I believe to have understood that some physical experiments suggest finite values to divergent series (please correct me if I'm wrong, my understanding of these matters is limited).
I heard, for example, that the "equality" $$ \sum_{n=1}^{ \infty} n = - \frac{1}{12} $$ was suggested by some experiment conducted by physicists.
I was wondering if there are experiments in physics that seem to suggest two or more different values to the same divergent series. If not, why is this the case?
No physical experiment ever predicts the result of a mathematical formula. A physical experiment may determine whether a certain model, described in the language of math, applies to a particular physical phenomenon.

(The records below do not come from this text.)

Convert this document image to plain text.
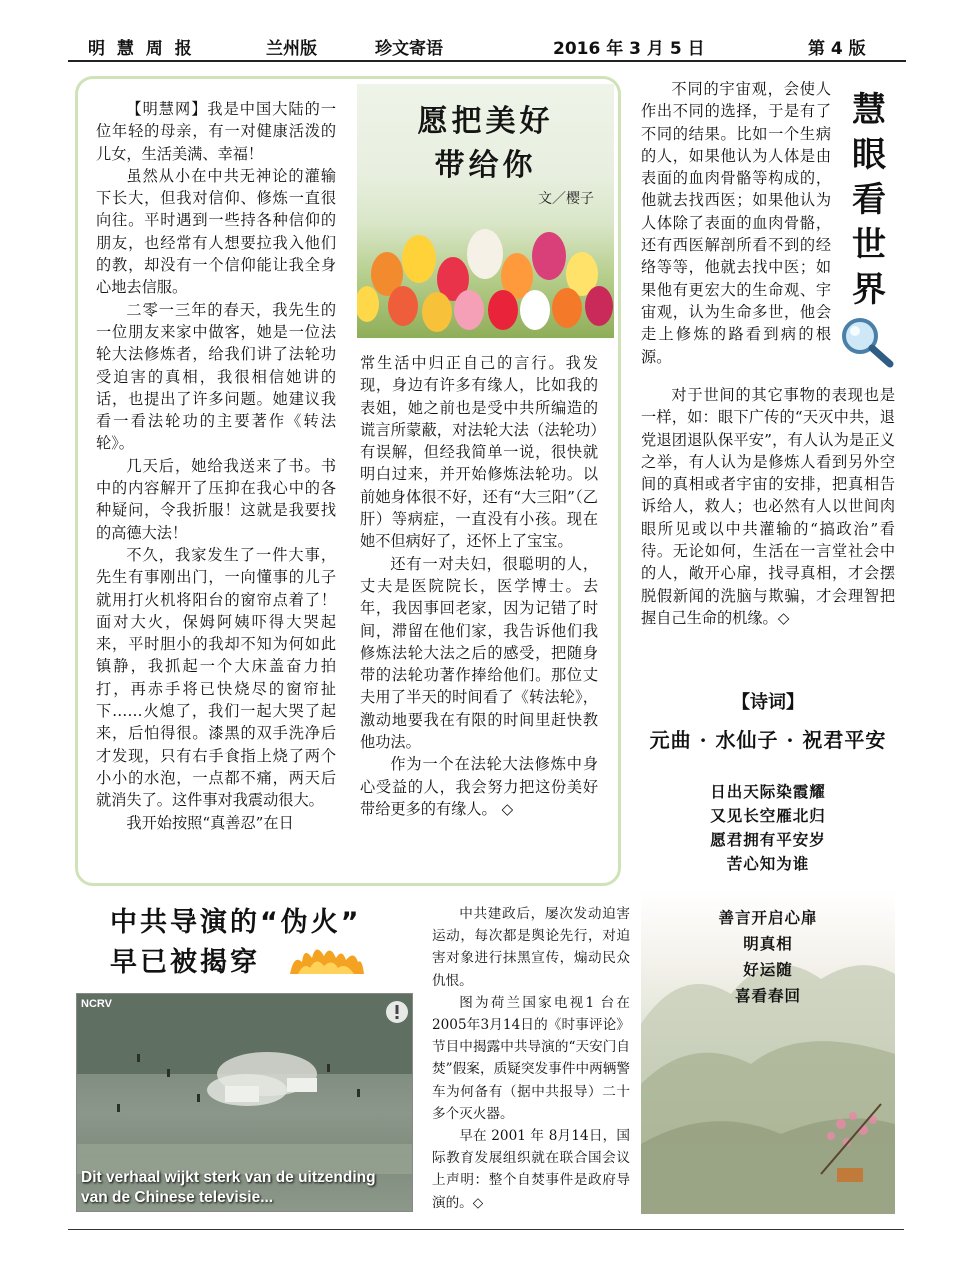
明 慧 周 报	兰州版	珍文寄语	2016 年 3 月 5 日	第 4 版

【明慧网】我是中国大陆的一位年轻的母亲，有一对健康活泼的儿女，生活美满、幸福！

虽然从小在中共无神论的灌输下长大，但我对信仰、修炼一直很向往。平时遇到一些持各种信仰的朋友，也经常有人想要拉我入他们的教，却没有一个信仰能让我全身心地去信服。

二零一三年的春天，我先生的一位朋友来家中做客，她是一位法轮大法修炼者，给我们讲了法轮功受迫害的真相，我很相信她讲的话，也提出了许多问题。她建议我看一看法轮功的主要著作《转法轮》。

几天后，她给我送来了书。书中的内容解开了压抑在我心中的各种疑问，令我折服！这就是我要找的高德大法！

不久，我家发生了一件大事，先生有事刚出门，一向懂事的儿子就用打火机将阳台的窗帘点着了！面对大火，保姆阿姨吓得大哭起来，平时胆小的我却不知为何如此镇静，我抓起一个大床盖奋力拍打，再赤手将已快烧尽的窗帘扯下……火熄了，我们一起大哭了起来，后怕得很。漆黑的双手洗净后才发现，只有右手食指上烧了两个小小的水泡，一点都不痛，两天后就消失了。这件事对我震动很大。

我开始按照“真善忍”在日

愿把美好
带给你
文／樱子

常生活中归正自己的言行。我发现，身边有许多有缘人，比如我的表姐，她之前也是受中共所编造的谎言所蒙蔽，对法轮大法（法轮功）有误解，但经我简单一说，很快就明白过来，并开始修炼法轮功。以前她身体很不好，还有“大三阳”（乙肝）等病症，一直没有小孩。现在她不但病好了，还怀上了宝宝。

还有一对夫妇，很聪明的人，丈夫是医院院长，医学博士。去年，我因事回老家，因为记错了时间，滞留在他们家，我告诉他们我修炼法轮大法之后的感受，把随身带的法轮功著作捧给他们。那位丈夫用了半天的时间看了《转法轮》，激动地要我在有限的时间里赶快教他功法。

作为一个在法轮大法修炼中身心受益的人，我会努力把这份美好带给更多的有缘人。 ◇

慧
眼
看
世
界

不同的宇宙观，会使人作出不同的选择，于是有了不同的结果。比如一个生病的人，如果他认为人体是由表面的血肉骨骼等构成的，他就去找西医；如果他认为人体除了表面的血肉骨骼，还有西医解剖所看不到的经络等等，他就去找中医；如果他有更宏大的生命观、宇宙观，认为生命多世，他会走上修炼的路看到病的根源。

对于世间的其它事物的表现也是一样，如：眼下广传的“天灭中共，退党退团退队保平安”，有人认为是正义之举，有人认为是修炼人看到另外空间的真相或者宇宙的安排，把真相告诉给人，救人；也必然有人以世间肉眼所见或以中共灌输的“搞政治”看待。无论如何，生活在一言堂社会中的人，敞开心扉，找寻真相，才会摆脱假新闻的洗脑与欺骗，才会理智把握自己生命的机缘。◇

【诗词】
元曲 · 水仙子 · 祝君平安
日出天际染霞耀
又见长空雁北归
愿君拥有平安岁
苦心知为谁
善言开启心扉
明真相
好运随
喜看春回
中共导演的“伪火”
早已被揭穿
NCRV
Dit verhaal wijkt sterk van de uitzending
van de Chinese televisie...

中共建政后，屡次发动迫害运动，每次都是舆论先行，对迫害对象进行抹黑宣传，煽动民众仇恨。

图为荷兰国家电视1 台在2005年3月14日的《时事评论》节目中揭露中共导演的“天安门自焚”假案，质疑突发事件中两辆警车为何备有（据中共报导）二十多个灭火器。

早在 2001 年 8月14日，国际教育发展组织就在联合国会议上声明：整个自焚事件是政府导演的。◇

That being said, divergent series can come up when working within the mathematical framework of quantum field theory. The values of certain physical quantities, like scattering cross sections, can be expressed in terms of infinite series that diverge unless a mathematical technique called regularization, followed by renormalization, is used to allow the series to have finite sums. The value of the sum may vary depending on a value chosen for a parameter called a coupling constant used in the summation of the series. By comparing to experiments, the value of the coupling constant can be determined.
You might like to read the Wikipedia articles on 1+2+3+4+... and on zeta function regularization including the comments on heat kernel regularization, the evaluation of path integrals in curved spacetimes and the vacuum expectation value of the energy of a particle field in quantum field theory.
The origin seems to have been Leonhard Euler, who did do physics, but seems to have produced this particular assertion playing with mathematics. Srinivasa Ramanujan later produced it too.